A unos 60 metros vivía una muchachita. Es joven, tendrá entre 15 o 17 años, talvez más, talvez menos. No sé cómo se llama, no recuerdo cómo la conocí ni estoy seguro de conocerla. Sólo siento la sensación de que ha estado ahí siempre. Como si hubiera sido algo mío en una vida pasada o en un sueño.
Es muy guapa, casi un ángel. Tan delicada, tan tierna, tan inocente. Vestía un atuendo blanco, el cual le cubría hasta las muñecas y se ajustaba perfectamente a su cuerpo, tan suave.
Aquí el subconciente engaña pues era vivo retrato de Emma Watson aunque más bonita, pero no era ella. Sólo tenía un 97.8% de similitud. No sé por qué el parecido. No es alguien tan importante para mí, eso creo. Hay otras celebridades que me atraen más y a Emma no la he visto desde la última premier de Harry Potter.
Sin embargo, aquí no hay nadie más importante en mi vida que ella. Incluso no me persigue mi pasado, mucho menos me atormenta el futuro. Como en todo sueño, el tiempo no existe o es una dimensión caprichosa e inestable.
Comienza a llover y ya es de noche. Estoy en una feria con ella y con algunas de sus amigas, aunque, ¿dónde se han metido? Ya no importa, debemos volver.
El camino a casa se hace muy largo, casi interminable. Nuevamente el espacio y el tiempo se distorsionan caprichosamente, pero esta vez a mi favor. Al llegar a su casa ella ha dejado de ser una incógnita para mí. Ahora sí es real, sin dudas.

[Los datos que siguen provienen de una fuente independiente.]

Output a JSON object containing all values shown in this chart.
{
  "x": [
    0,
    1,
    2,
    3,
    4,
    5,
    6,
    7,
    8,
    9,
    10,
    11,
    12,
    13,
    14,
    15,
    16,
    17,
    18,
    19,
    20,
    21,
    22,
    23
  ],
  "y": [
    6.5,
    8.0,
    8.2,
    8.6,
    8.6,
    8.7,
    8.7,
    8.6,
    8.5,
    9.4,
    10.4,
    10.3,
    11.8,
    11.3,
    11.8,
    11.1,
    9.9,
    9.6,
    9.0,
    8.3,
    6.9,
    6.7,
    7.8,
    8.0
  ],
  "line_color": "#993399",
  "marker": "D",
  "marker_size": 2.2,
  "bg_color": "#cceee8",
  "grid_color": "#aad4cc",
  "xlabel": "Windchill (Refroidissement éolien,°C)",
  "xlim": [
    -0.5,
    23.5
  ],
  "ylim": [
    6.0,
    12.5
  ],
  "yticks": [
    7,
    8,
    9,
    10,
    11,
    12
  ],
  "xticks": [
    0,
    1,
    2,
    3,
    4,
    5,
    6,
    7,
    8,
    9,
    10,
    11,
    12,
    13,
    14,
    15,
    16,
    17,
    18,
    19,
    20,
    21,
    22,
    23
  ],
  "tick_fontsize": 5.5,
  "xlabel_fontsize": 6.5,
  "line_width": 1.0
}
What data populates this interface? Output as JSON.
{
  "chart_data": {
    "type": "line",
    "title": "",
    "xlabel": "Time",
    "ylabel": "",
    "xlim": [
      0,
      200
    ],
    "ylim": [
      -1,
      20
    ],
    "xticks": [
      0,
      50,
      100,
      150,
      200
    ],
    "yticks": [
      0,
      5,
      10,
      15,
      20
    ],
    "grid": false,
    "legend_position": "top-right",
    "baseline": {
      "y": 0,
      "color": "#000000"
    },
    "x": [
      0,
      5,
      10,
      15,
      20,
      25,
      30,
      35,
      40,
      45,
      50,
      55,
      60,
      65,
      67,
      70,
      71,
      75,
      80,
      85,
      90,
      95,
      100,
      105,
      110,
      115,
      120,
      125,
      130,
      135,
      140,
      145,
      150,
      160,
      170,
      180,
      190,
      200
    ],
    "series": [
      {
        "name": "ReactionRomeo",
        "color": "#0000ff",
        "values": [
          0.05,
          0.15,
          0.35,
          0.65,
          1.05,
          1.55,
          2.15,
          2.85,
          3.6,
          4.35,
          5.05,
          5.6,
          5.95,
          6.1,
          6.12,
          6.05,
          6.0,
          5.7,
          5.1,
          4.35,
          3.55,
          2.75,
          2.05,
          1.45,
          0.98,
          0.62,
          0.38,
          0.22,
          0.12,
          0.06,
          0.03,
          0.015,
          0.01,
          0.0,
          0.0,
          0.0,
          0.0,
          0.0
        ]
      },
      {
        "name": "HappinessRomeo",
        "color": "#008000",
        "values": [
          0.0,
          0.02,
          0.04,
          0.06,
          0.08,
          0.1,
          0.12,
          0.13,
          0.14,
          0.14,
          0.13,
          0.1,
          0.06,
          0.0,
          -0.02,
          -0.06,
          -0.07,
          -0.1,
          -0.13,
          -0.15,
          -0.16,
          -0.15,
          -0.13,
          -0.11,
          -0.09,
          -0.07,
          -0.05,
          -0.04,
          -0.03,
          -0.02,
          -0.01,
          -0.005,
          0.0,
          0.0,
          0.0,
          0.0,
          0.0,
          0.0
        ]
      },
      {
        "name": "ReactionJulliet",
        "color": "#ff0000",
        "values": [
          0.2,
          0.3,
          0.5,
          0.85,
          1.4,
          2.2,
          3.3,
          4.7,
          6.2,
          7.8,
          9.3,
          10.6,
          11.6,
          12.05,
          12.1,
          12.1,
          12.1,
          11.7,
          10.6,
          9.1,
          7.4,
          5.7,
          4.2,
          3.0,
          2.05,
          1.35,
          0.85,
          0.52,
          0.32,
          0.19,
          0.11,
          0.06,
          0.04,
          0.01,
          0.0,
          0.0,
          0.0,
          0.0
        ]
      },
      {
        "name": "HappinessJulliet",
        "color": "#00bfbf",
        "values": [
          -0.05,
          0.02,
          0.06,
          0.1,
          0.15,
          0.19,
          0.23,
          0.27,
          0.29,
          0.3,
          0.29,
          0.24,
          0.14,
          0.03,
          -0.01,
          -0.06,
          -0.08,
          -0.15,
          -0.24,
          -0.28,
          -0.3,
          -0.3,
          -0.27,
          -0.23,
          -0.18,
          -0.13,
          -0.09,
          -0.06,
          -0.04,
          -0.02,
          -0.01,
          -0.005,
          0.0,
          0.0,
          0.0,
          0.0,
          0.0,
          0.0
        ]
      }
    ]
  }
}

Ese largo recorrido fue equivalente como a tres años de charlas con un café, paseos por el parque, juegos bajo la lluvia y sin fin de vivencias donde sólo ella y yo éramos protagonistas.
Pero, ¿dónde está el amor? ¿por qué no le he dicho lo que siento? Puedo ver en sus ojos preguntándose lo mismo. Por un lado las ansias me invaden y por el otro, la garganta me quema porque necesita confesarlo todo. El deseo ya es muy grande.
Luego no sé. Sus brazos rodean mi cuello y pruebo sus labios. Es un beso muy largo e intenso. Como si se hubiera deseado hace mucho, y como si fuera el último.
Aún lo recuerdo claramente, incluso el sabor a durazno y elote.